Em todas as suas experiências recentes no Carnaval Carioca, Jorge Silveira passou por grandes desafios na feitura carnavalesca. Desde 2017, quando fez o carnaval da Viradouro, escola que vivia uma grande e profunda crise financeira, aos três últimos carnavais na São Clemente, o profissional teve de lançar mão da política do reuso a fim de botar as escolas de samba na rua. Na agremiação do Barreto, viu-se tendo de catalogar peça por peça para poder saber o que tinha nas mãos e assim confeccionar o belo desfile que lhe valeu o Vice-Campeonato em 2017. Na agremiação de Botafogo, Silveira lançou mão de um recurso que vem sido ventilado com recorrência para o Carnaval 202X: A reedição.

– Obviamente uma reedição é menos custosa, inda mais nesse momento em que estão todos sem dinheiro. Mas temo de que esta exceção vire regra ao longo do tempo, e que passe a ser mais um tijolinho a ser retirado da parede que edifica o samba. A construção dos sambas de enredo é fundamental para o processo de construção das escolas de samba e a audiência da criação dos poetas pode enfraquecer o modelo delas. – Destaca Jorge, que fez, em 2019, a reedição de “… E O Samba Sambou”. A escolha por uma reedição, alega ele, que não foi unicamente por tratar-se de uma alternativa mais barata, mas também, como “um tiro preciso de afirmação identitária da escola”. E esta última prevaleceu, inclusive.
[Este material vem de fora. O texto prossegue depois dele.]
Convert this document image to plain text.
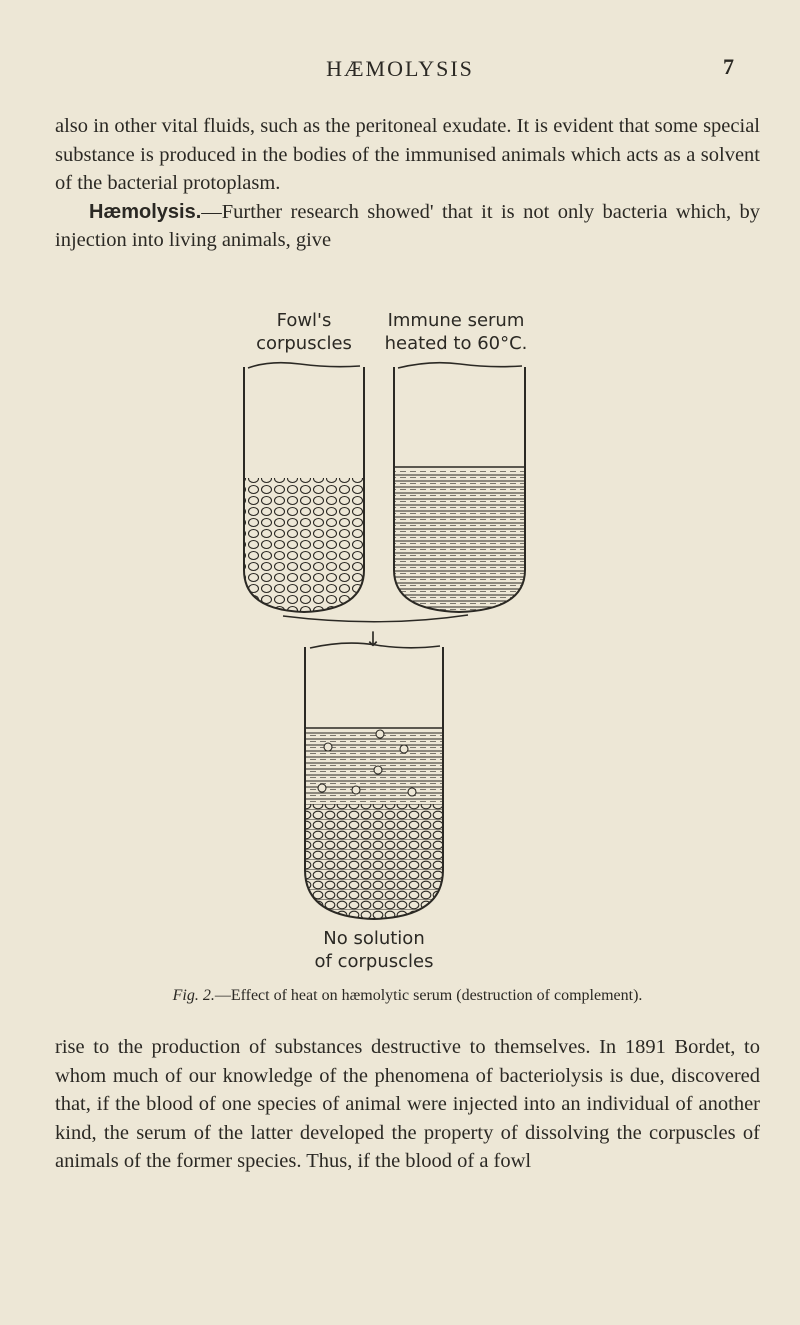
HÆMOLYSIS	7

also in other vital fluids, such as the peritoneal exudate. It is evident that some special substance is produced in the bodies of the immunised animals which acts as a solvent of the bacterial protoplasm.

Hæmolysis.—Further research showed' that it is not only bacteria which, by injection into living animals, give

Fowl's
corpuscles
Immune serum
heated to 60°C.
↓
No solution
of corpuscles
Fig. 2.—Effect of heat on hæmolytic serum (destruction of complement).

rise to the production of substances destructive to themselves. In 1891 Bordet, to whom much of our knowledge of the phenomena of bacteriolysis is due, discovered that, if the blood of one species of animal were injected into an individual of another kind, the serum of the latter developed the property of dissolving the corpuscles of animals of the former species. Thus, if the blood of a fowl
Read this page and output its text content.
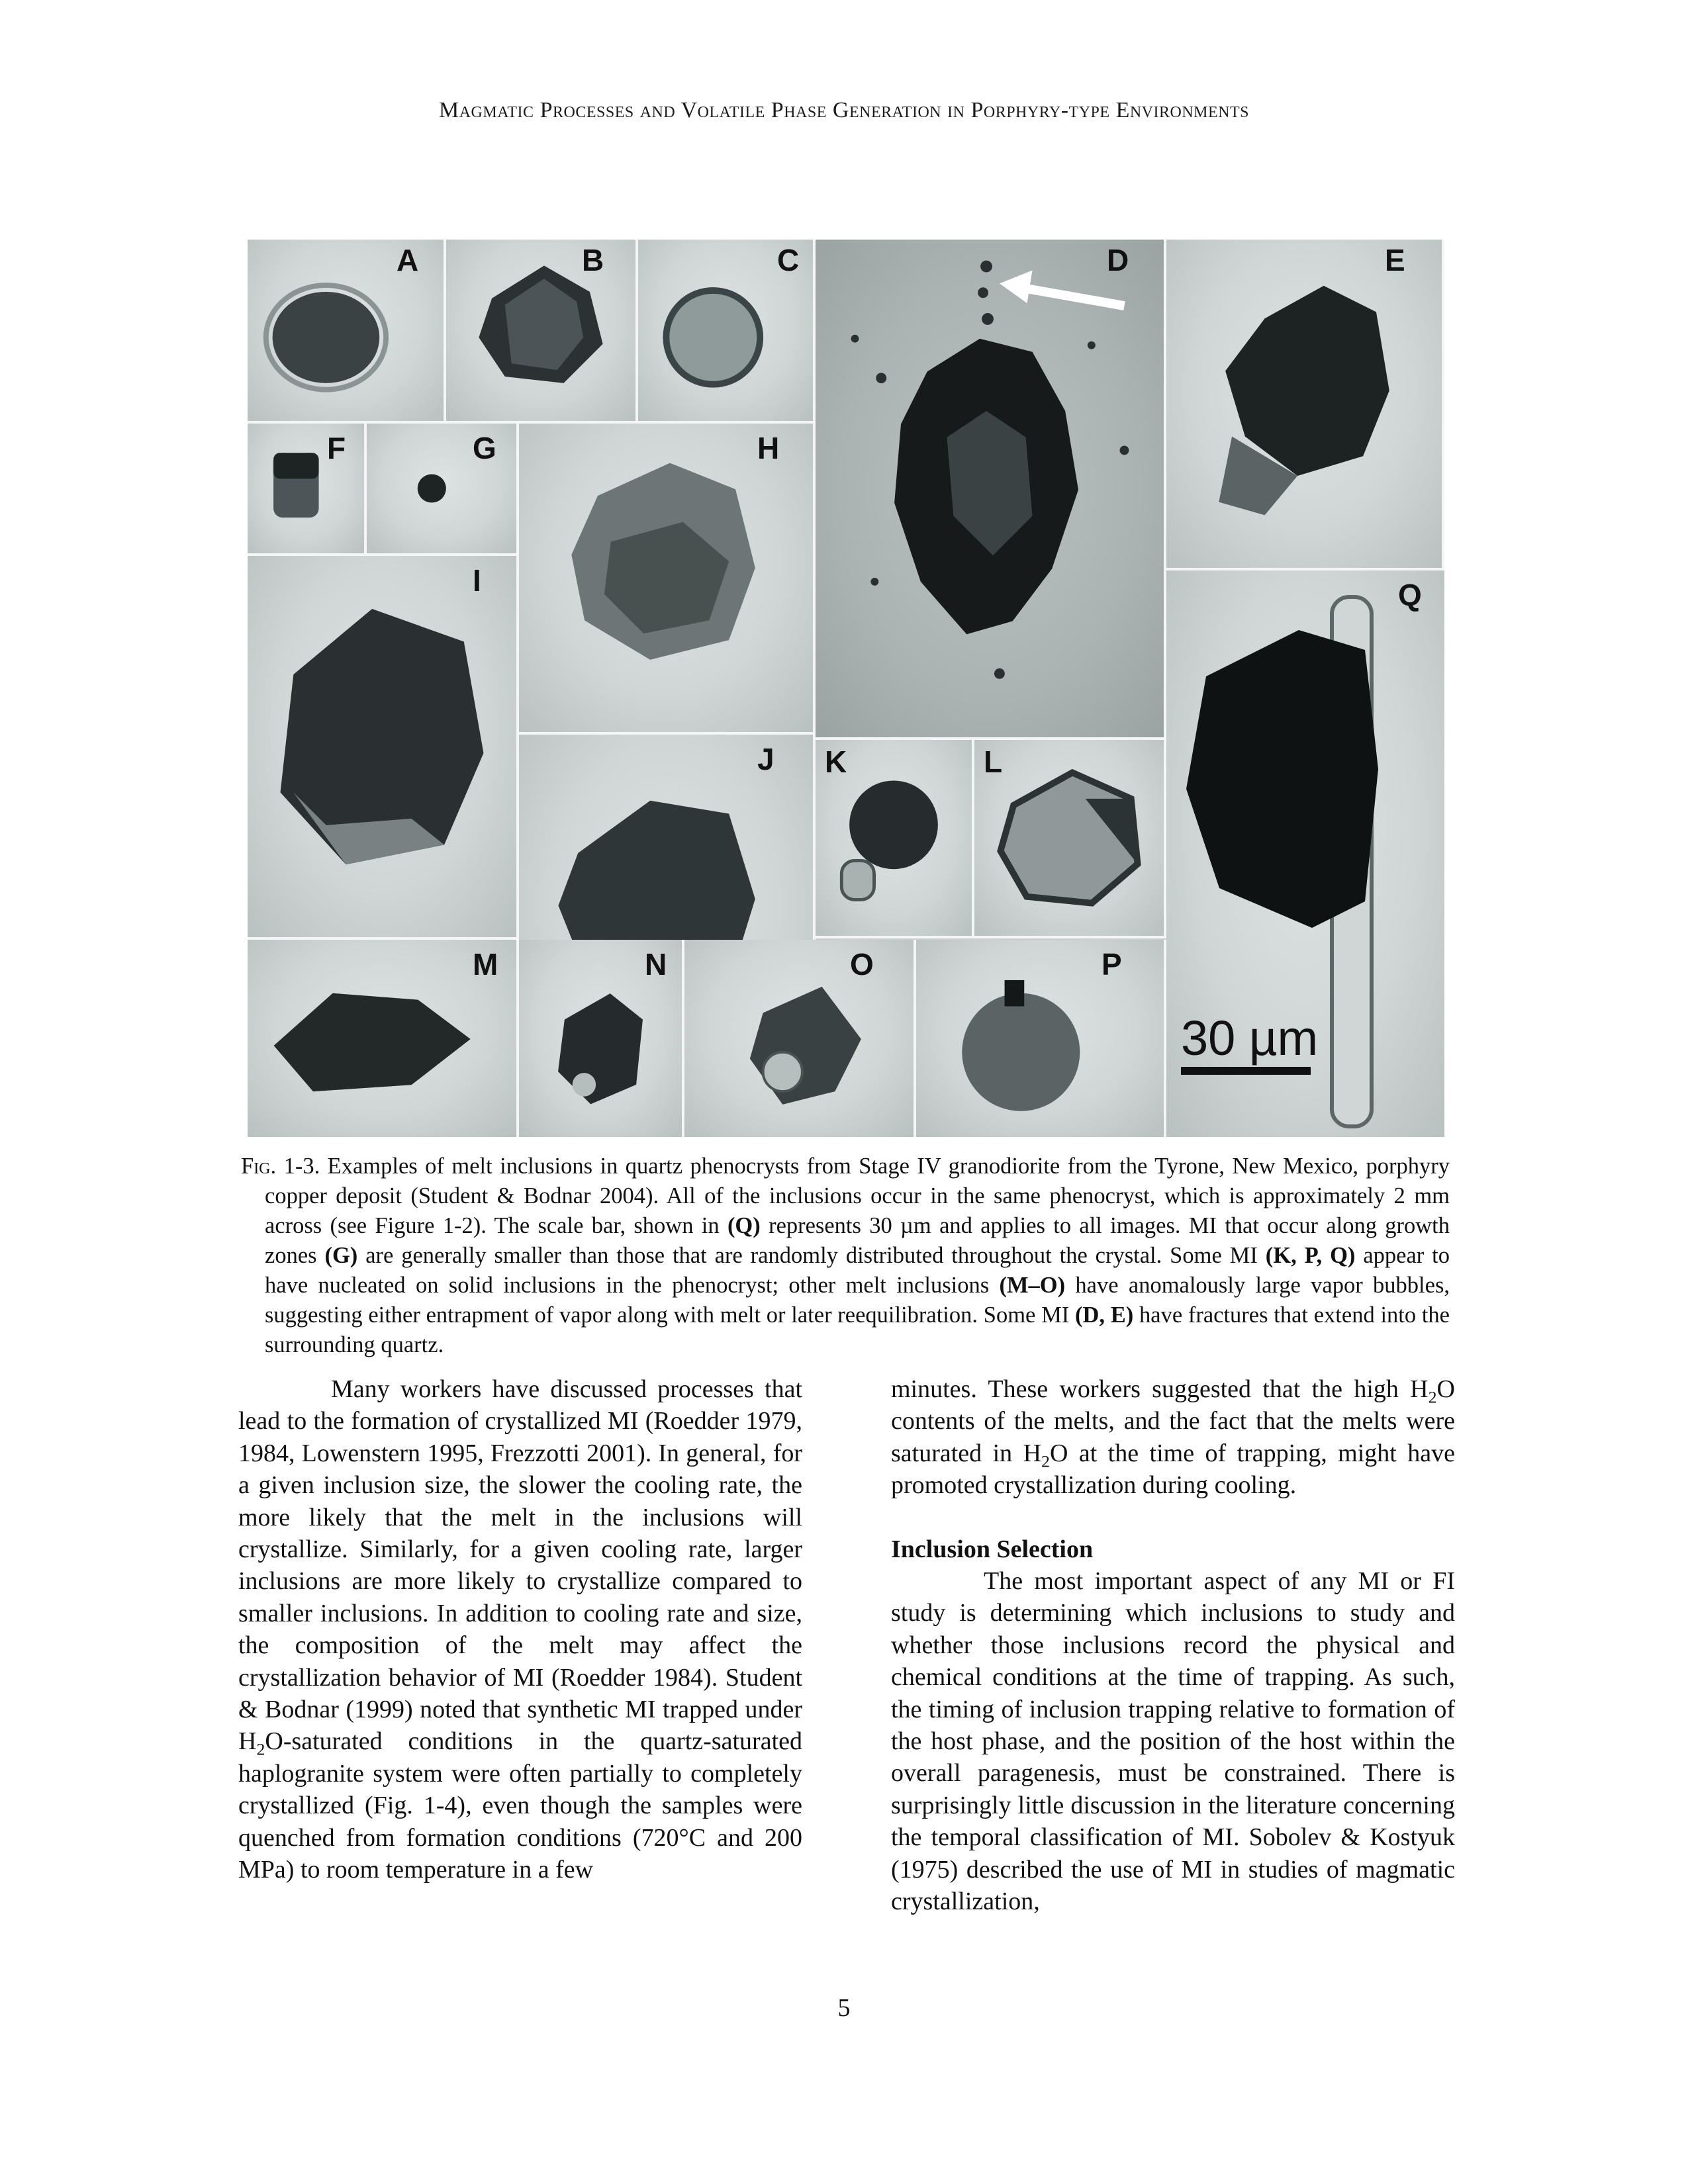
Magmatic Processes and Volatile Phase Generation in Porphyry-type Environments
A	B	C	D	E
F	G	H
I
J K	L
Q
M	N	O	P
30 µm

Fig. 1-3. Examples of melt inclusions in quartz phenocrysts from Stage IV granodiorite from the Tyrone, New Mexico, porphyry copper deposit (Student & Bodnar 2004). All of the inclusions occur in the same phenocryst, which is approximately 2 mm across (see Figure 1-2). The scale bar, shown in (Q) represents 30 µm and applies to all images. MI that occur along growth zones (G) are generally smaller than those that are randomly distributed throughout the crystal. Some MI (K, P, Q) appear to have nucleated on solid inclusions in the phenocryst; other melt inclusions (M–O) have anomalously large vapor bubbles, suggesting either entrapment of vapor along with melt or later reequilibration. Some MI (D, E) have fractures that extend into the surrounding quartz.

Many workers have discussed processes that lead to the formation of crystallized MI (Roedder 1979, 1984, Lowenstern 1995, Frezzotti 2001). In general, for a given inclusion size, the slower the cooling rate, the more likely that the melt in the inclusions will crystallize. Similarly, for a given cooling rate, larger inclusions are more likely to crystallize compared to smaller inclusions. In addition to cooling rate and size, the composition of the melt may affect the crystallization behavior of MI (Roedder 1984). Student & Bodnar (1999) noted that synthetic MI trapped under $H_2O$-saturated conditions in the quartz-saturated haplogranite system were often partially to completely crystallized (Fig. 1-4), even though the samples were quenched from formation conditions (720°C and 200 MPa) to room temperature in a few

minutes. These workers suggested that the high $H_2O$ contents of the melts, and the fact that the melts were saturated in $H_2O$ at the time of trapping, might have promoted crystallization during cooling.

Inclusion Selection

The most important aspect of any MI or FI study is determining which inclusions to study and whether those inclusions record the physical and chemical conditions at the time of trapping. As such, the timing of inclusion trapping relative to formation of the host phase, and the position of the host within the overall paragenesis, must be constrained. There is surprisingly little discussion in the literature concerning the temporal classification of MI. Sobolev & Kostyuk (1975) described the use of MI in studies of magmatic crystallization,

5
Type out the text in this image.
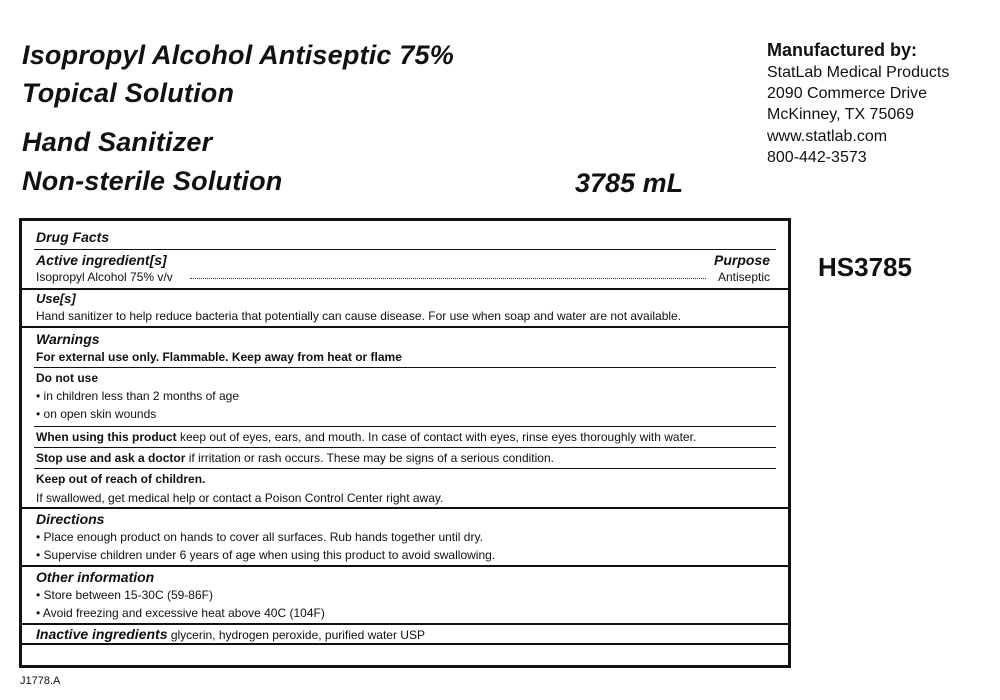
Isopropyl Alcohol Antiseptic 75%
Topical Solution
Hand Sanitizer
Non-sterile Solution	3785 mL
Manufactured by:
StatLab Medical Products
2090 Commerce Drive
McKinney, TX 75069
www.statlab.com
800-442-3573
HS3785
Drug Facts
Active ingredient[s]	Purpose
Isopropyl Alcohol 75% v/v	Antiseptic
Use[s]
Hand sanitizer to help reduce bacteria that potentially can cause disease. For use when soap and water are not available.
Warnings
For external use only. Flammable. Keep away from heat or flame
Do not use
• in children less than 2 months of age
• on open skin wounds
When using this product keep out of eyes, ears, and mouth. In case of contact with eyes, rinse eyes thoroughly with water.
Stop use and ask a doctor if irritation or rash occurs. These may be signs of a serious condition.
Keep out of reach of children.
If swallowed, get medical help or contact a Poison Control Center right away.
Directions
• Place enough product on hands to cover all surfaces. Rub hands together until dry.
• Supervise children under 6 years of age when using this product to avoid swallowing.
Other information
• Store between 15-30C (59-86F)
• Avoid freezing and excessive heat above 40C (104F)
Inactive ingredients glycerin, hydrogen peroxide, purified water USP
J1778.A
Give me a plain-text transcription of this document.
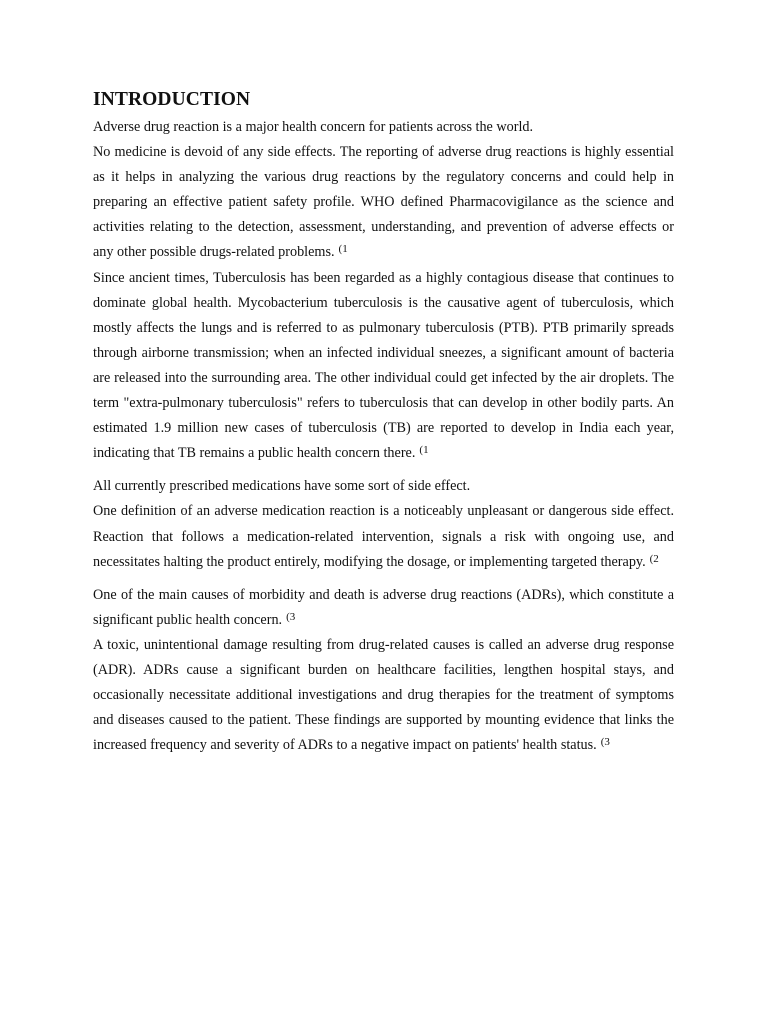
INTRODUCTION

Adverse drug reaction is a major health concern for patients across the world.

No medicine is devoid of any side effects. The reporting of adverse drug reactions is highly essential as it helps in analyzing the various drug reactions by the regulatory concerns and could help in preparing an effective patient safety profile. WHO defined Pharmacovigilance as the science and activities relating to the detection, assessment, understanding, and prevention of adverse effects or any other possible drugs-related problems. $^{(1}$

Since ancient times, Tuberculosis has been regarded as a highly contagious disease that continues to dominate global health. Mycobacterium tuberculosis is the causative agent of tuberculosis, which mostly affects the lungs and is referred to as pulmonary tuberculosis (PTB). PTB primarily spreads through airborne transmission; when an infected individual sneezes, a significant amount of bacteria are released into the surrounding area. The other individual could get infected by the air droplets. The term "extra-pulmonary tuberculosis" refers to tuberculosis that can develop in other bodily parts. An estimated 1.9 million new cases of tuberculosis (TB) are reported to develop in India each year, indicating that TB remains a public health concern there. $^{(1}$

All currently prescribed medications have some sort of side effect.

One definition of an adverse medication reaction is a noticeably unpleasant or dangerous side effect. Reaction that follows a medication-related intervention, signals a risk with ongoing use, and necessitates halting the product entirely, modifying the dosage, or implementing targeted therapy. $^{(2}$

One of the main causes of morbidity and death is adverse drug reactions (ADRs), which constitute a significant public health concern. $^{(3}$

A toxic, unintentional damage resulting from drug-related causes is called an adverse drug response (ADR). ADRs cause a significant burden on healthcare facilities, lengthen hospital stays, and occasionally necessitate additional investigations and drug therapies for the treatment of symptoms and diseases caused to the patient. These findings are supported by mounting evidence that links the increased frequency and severity of ADRs to a negative impact on patients' health status. $^{(3}$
Desfile da São Clemente em 2019

 

Dentre todas essas questões há outras: Há profissionais que dividem as suas atividades entre Rio de São Paulo. E esses deslocamentos também são/estão difíceis, já que, neste momento não há ônibus interestaduais circulando, os voos para a capital paulista se escassearam e encareceram, obrigando o profissional que está na ponte aérea a ir com o próprio carro às praças em que atende.

Levando em conta que o fazer escola de samba é algo muito específico, o compartilhamento de profissionais, coisa que já era praticada, pode se intensificar:

– Naturalmente, havendo menos tempo para a produção, há de haver uma sobrecarga de exigência a esses profissionais, o que pode gerar um conflito significativo pois que todos os trabalhos precisam ficar prontos na mesma data. todavia, creio que o problema maior para o próximo ano estará na aquisição de material e não de profissionais. – É o que alega o carnavalesco da Dragões.

Sem dúvida, o carnaval 202X tem demandas de todas as ordens e tem todos os seus contingentes afetados pela pandemia. O que nos faz torcer que em breve tenhamos de novo o povo na rua cantando, feito uma prece, um ritual. E que a procissão do samba continue abençoando a festa do divino carnaval. Mas, por enquanto, o posicionamento frente ao desconhecido além da necessidade de ter de aprender um jeito novo de fazer tudo, dá-nos a impressão de que que estamos trocando a roda do carro com o carro andando.